FUTURUS / 2014年11月1日 17時30分

都市への人口集中による交通渋滞の緩和や、二酸化炭素排出量削減のためにトヨタが提案するのが低炭素交通システム「Ha:mo(ハーモ)」だ。

「着眼点としては、既存のインフラを最大限有効活用させることで低炭素化や渋滞軽減を達成したいという思いから始まりました」と、IT・ITS企画部スマートコミュニティ室交通ソリューショングループ長である早田敏也氏は「Ha:mo(ハーモ)」のコンセプトを説明した。

「Ha:mo(ハーモ)」は、2つのサービスから成り立つ。ひとつはスマートフォンを使った情報サービスであり、もうひとつは超小型EV「i-ROAD」などを使ったシェアリングサービス「Ha:mo(ハーモ)ライド」だ。この2つのサービスを組み合わせることで、モーダルミックスの改善(公共交通の利用促進と自家用車利用の抑制)を実現させる。

具体的には、利用者が行きたい目的地をスマートフォンの「Ha:mo(ハーモ)マルチモーダルナビ」に問い合わせると、パーク&ライドやカーシェアリングまでを含めたルートが提案される。

ルート検索は、公共交通情報をはじめ渋滞情報や駐車情報など多面的な情報を保有するクラウド・サーバーのTDMS(Traffic Data Management System)が行う。利用者は、その提案に従って、公共交通や超小型EVなどを使って、目的地まで低炭素かつシームレスな移動が可能となる。

その実証実験は、2012年10月より愛知県豊田市で開始されており、2014年10月からはフランスのグルノーブル市において「Ha:mo(ハーモ)ライド」に該当する超小型EVシェアリングサービスもスタートした。

「効果としては、豊田市においては約10%のモーダルシフトが実現しており、CO2削減も10%程度できています」と早田氏。グルノーブル市においては、交通利用の中で自動車利用率を現状の約55%から2030年までに20%に減少させるのが目標だという。

既存の公共交通機関に超小型EVなどの新しいモビリティを追加して、それらを連携させる情報サービスを組み合わせることで、低炭素社会を実現させる「Ha:mo(ハーモ)」。利用者にとって利便性が高く、行政にとっても嬉しいシステムではある。
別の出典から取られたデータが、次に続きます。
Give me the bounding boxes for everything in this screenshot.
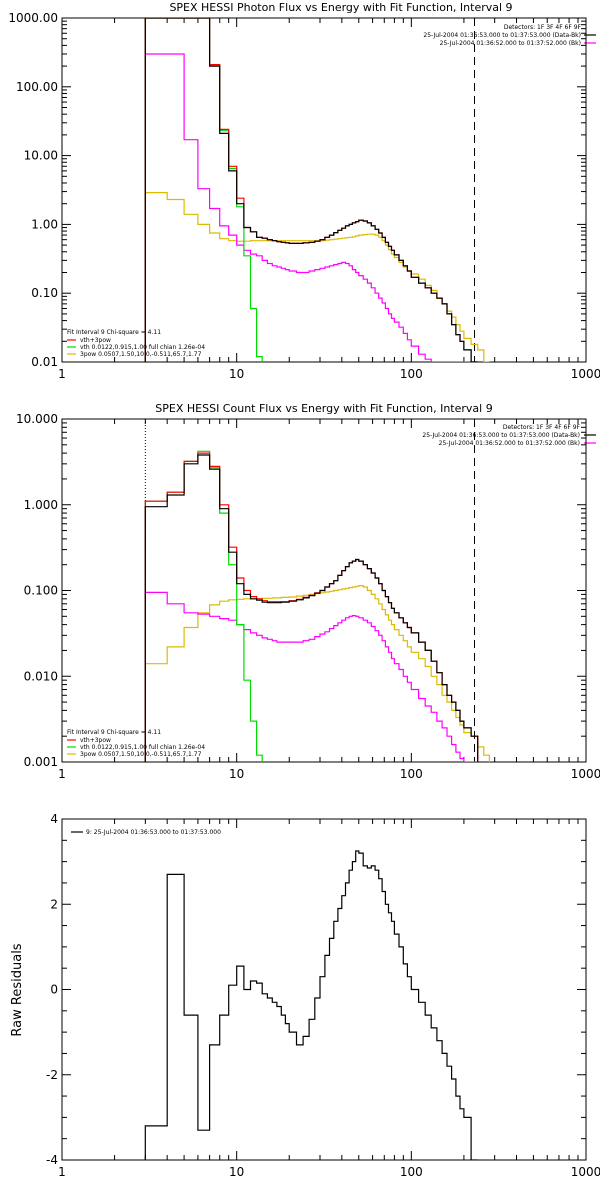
photon-fit-interval: Fit Interval 9 Chi-square = 4.11 [67,329,161,336]
photon-x-tick-label: 1 [58,367,66,381]
residuals-x-tick-label: 1 [58,1165,66,1179]
residuals-plot-frame [61,818,587,1161]
photon-header-bk-interval: 25-Jul-2004 01:36:52.000 to 01:37:52.000… [440,40,581,47]
residuals-x-tick-label: 1000 [571,1165,600,1179]
count-x-tick-label: 10 [229,767,244,781]
residuals-x-tick-label: 100 [400,1165,423,1179]
count-x-tick-label: 1000 [571,767,600,781]
count-y-tick-label: 1.000 [24,498,58,512]
count-series-total [144,454,479,762]
count-y-tick-label: 0.001 [24,755,58,769]
photon-x-tick-label: 10 [229,367,244,381]
residuals-plot: Raw Residuals 9: 25-Jul-2004 01:36:53.00… [10,812,600,1179]
photon-legend-sum: vth+3pow [80,337,111,344]
photon-series-total [144,18,478,362]
count-series-bk [144,591,478,762]
photon-legend-pow: 3pow 0.0507,1.50,10.0,-0.511,65.7,1.77 [80,351,202,358]
photon-series-bk [144,53,478,362]
count-series-pow [144,585,490,762]
count-legend-pow: 3pow 0.0507,1.50,10.0,-0.511,65.7,1.77 [80,751,202,758]
residuals-x-tick-label: 10 [229,1165,244,1179]
photon-flux-plot: SPEX HESSI Photon Flux vs Energy with Fi… [8,1,600,381]
residuals-y-tick-label: -4 [46,1153,58,1167]
count-series-sum [144,452,479,762]
count-header-detectors: Detectors: 1F 3F 4F 6F 9F [503,424,581,431]
count-x-tick-label: 100 [400,767,423,781]
photon-y-tick-label: 10.00 [24,149,58,163]
photon-y-tick-label: 0.01 [31,355,58,369]
photon-y-tick-label: 1000.00 [8,11,58,25]
photon-y-tick-label: 0.10 [31,286,58,300]
count-legend-sum: vth+3pow [80,737,111,744]
count-x-tick-label: 1 [58,767,66,781]
residuals-ylabel: Raw Residuals [10,943,25,1036]
count-y-tick-label: 10.000 [16,412,58,426]
photon-flux-title: SPEX HESSI Photon Flux vs Energy with Fi… [169,1,512,14]
photon-y-tick-label: 1.00 [31,217,58,231]
photon-legend-vth: vth 0.0122,0.915,1.00 full chian 1.26e-0… [80,344,205,351]
count-header-data-interval: 25-Jul-2004 01:36:53.000 to 01:37:53.000… [422,432,580,439]
photon-header-data-interval: 25-Jul-2004 01:36:53.000 to 01:37:53.000… [423,32,581,39]
residuals-legend-label: 9: 25-Jul-2004 01:36:53.000 to 01:37:53.… [86,829,221,836]
photon-series-sum [144,18,478,362]
residuals-y-tick-label: 0 [50,983,58,997]
count-y-tick-label: 0.100 [24,584,58,598]
photon-series-vth [144,18,263,362]
count-series-vth [144,450,263,762]
count-flux-title: SPEX HESSI Count Flux vs Energy with Fit… [155,402,492,415]
count-y-tick-label: 0.010 [24,669,58,683]
photon-x-tick-label: 1000 [571,367,600,381]
count-legend-vth: vth 0.0122,0.915,1.00 full chian 1.26e-0… [80,744,205,751]
residuals-series-total [144,850,478,1160]
count-flux-plot: SPEX HESSI Count Flux vs Energy with Fit… [16,402,600,781]
photon-plot-frame [61,17,587,363]
photon-y-tick-label: 100.00 [16,80,58,94]
residuals-y-tick-label: 4 [50,812,58,826]
photon-x-tick-label: 100 [400,367,423,381]
residuals-y-tick-label: -2 [46,1068,58,1082]
residuals-y-tick-label: 2 [50,897,58,911]
photon-header-detectors: Detectors: 1F 3F 4F 6F 9F [504,24,582,31]
count-header-bk-interval: 25-Jul-2004 01:36:52.000 to 01:37:52.000… [439,440,580,447]
count-fit-interval: Fit Interval 9 Chi-square = 4.11 [67,729,161,736]
photon-series-pow [144,192,490,362]
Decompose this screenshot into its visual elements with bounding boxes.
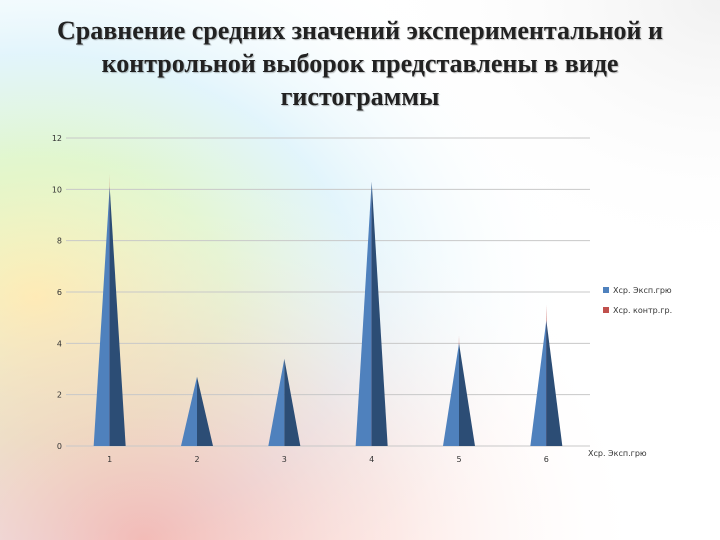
bar-exp-shade-4 [371, 181, 388, 446]
y-tick-label: 8 [57, 237, 62, 246]
x-tick-label: 2 [194, 455, 199, 464]
bar-exp-1 [93, 186, 110, 446]
bar-exp-shade-2 [197, 376, 213, 446]
legend-swatch [603, 307, 609, 313]
x-tick-label: 1 [107, 455, 112, 464]
y-tick-label: 2 [57, 391, 62, 400]
y-tick-label: 4 [57, 339, 62, 348]
legend: Хср. Эксп.грю Хср. контр.гр. [603, 286, 672, 315]
y-tick-label: 12 [52, 134, 62, 143]
legend-label: Хср. контр.гр. [613, 306, 672, 315]
legend-label: Хср. Эксп.грю [613, 286, 672, 295]
bars [93, 173, 563, 447]
x-tick-label: 6 [544, 455, 549, 464]
y-axis-ticks: 0 2 4 6 8 10 12 [52, 134, 62, 451]
bar-exp-2 [181, 376, 197, 446]
y-tick-label: 0 [57, 442, 62, 451]
bar-exp-4 [355, 181, 372, 446]
bar-exp-3 [268, 358, 285, 446]
bar-exp-shade-6 [546, 320, 563, 446]
axis-end-label: Хср. Эксп.грю [588, 449, 647, 458]
bar-exp-5 [443, 343, 459, 446]
legend-swatch [603, 287, 609, 293]
slide-title: Сравнение средних значений экспериментал… [56, 16, 664, 111]
x-axis-ticks: 1 2 3 4 5 6 Хср. Эксп.грю [107, 449, 647, 464]
y-tick-label: 6 [57, 288, 62, 297]
x-tick-label: 5 [456, 455, 461, 464]
bar-exp-shade-1 [109, 186, 126, 446]
x-tick-label: 4 [369, 455, 374, 464]
gridlines [66, 137, 590, 447]
x-tick-label: 3 [282, 455, 287, 464]
bar-exp-6 [530, 320, 547, 446]
y-tick-label: 10 [52, 185, 62, 194]
bar-exp-shade-5 [459, 343, 475, 446]
bar-exp-shade-3 [284, 358, 301, 446]
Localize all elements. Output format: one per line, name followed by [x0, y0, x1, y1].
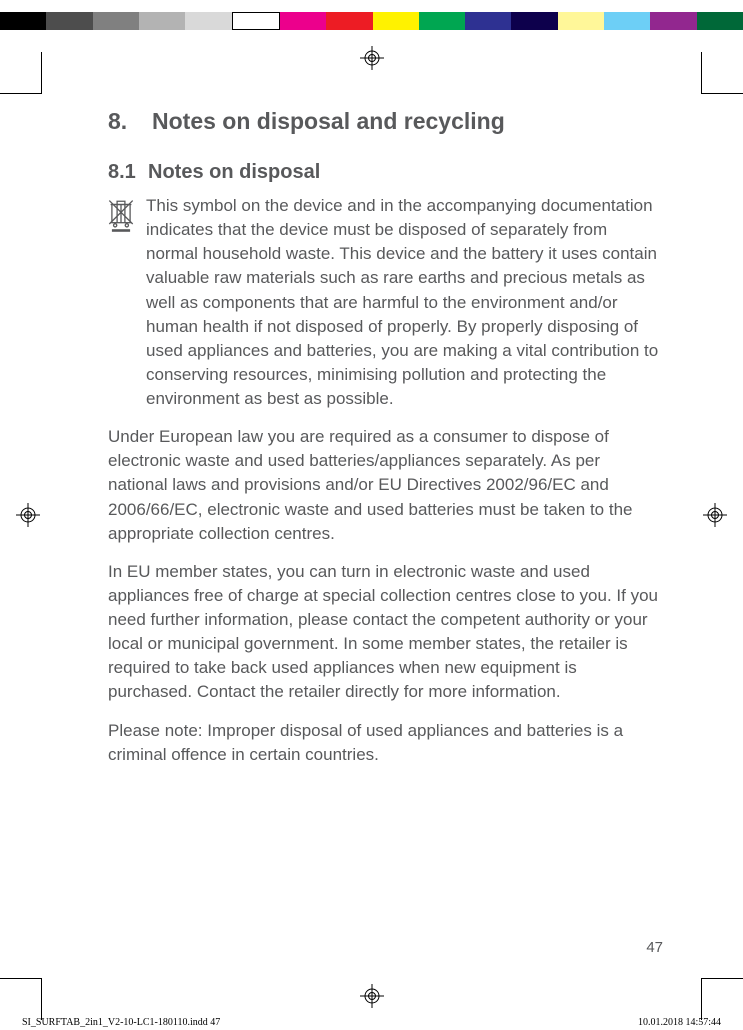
page-number: 47 — [646, 939, 663, 956]
print-colorbar — [0, 12, 743, 30]
subsection-title: Notes on disposal — [148, 161, 320, 183]
section-number: 8. — [108, 108, 152, 135]
registration-mark-icon — [360, 46, 384, 70]
imposition-footer-left: SI_SURFTAB_2in1_V2-10-LC1-180110.indd 47 — [22, 1017, 220, 1028]
body-paragraph: In EU member states, you can turn in ele… — [108, 560, 663, 705]
section-heading: 8.Notes on disposal and recycling — [108, 108, 663, 135]
weee-bin-icon — [108, 198, 140, 411]
registration-mark-icon — [360, 984, 384, 1008]
registration-mark-icon — [703, 503, 727, 527]
subsection-heading: 8.1Notes on disposal — [108, 161, 663, 184]
crop-mark — [701, 978, 743, 1020]
body-paragraph: Under European law you are required as a… — [108, 425, 663, 546]
imposition-footer-right: 10.01.2018 14:57:44 — [638, 1017, 721, 1028]
crop-mark — [701, 52, 743, 94]
page-content: 8.Notes on disposal and recycling 8.1Not… — [108, 108, 663, 781]
body-paragraph: This symbol on the device and in the acc… — [146, 194, 663, 411]
crop-mark — [0, 52, 42, 94]
crop-mark — [0, 978, 42, 1020]
body-paragraph: Please note: Improper disposal of used a… — [108, 719, 663, 767]
section-title: Notes on disposal and recycling — [152, 108, 505, 134]
registration-mark-icon — [16, 503, 40, 527]
icon-paragraph-block: This symbol on the device and in the acc… — [108, 194, 663, 411]
subsection-number: 8.1 — [108, 161, 148, 184]
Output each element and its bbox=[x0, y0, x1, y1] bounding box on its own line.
しかし、良いことばかりではない。大きなハードルがある。それが実現に必要なコストだ。超小型モビリティの導入費用はどうやって賄うのか? また、それらを維持管理するためのスペースも必要だ。都市化が進んだエリアでは、当然、土地代も大きくなる。それを誰が負担するのか? 利用料金が高すぎては、絵に描いた餅になってしまう。

そこで重要となるのは、やはり行政の姿勢だろう。行政がスペースや補助金を与え、民間がハンドリングを行う。そんな官民一体となった導入が、現実路線ではないだろうか。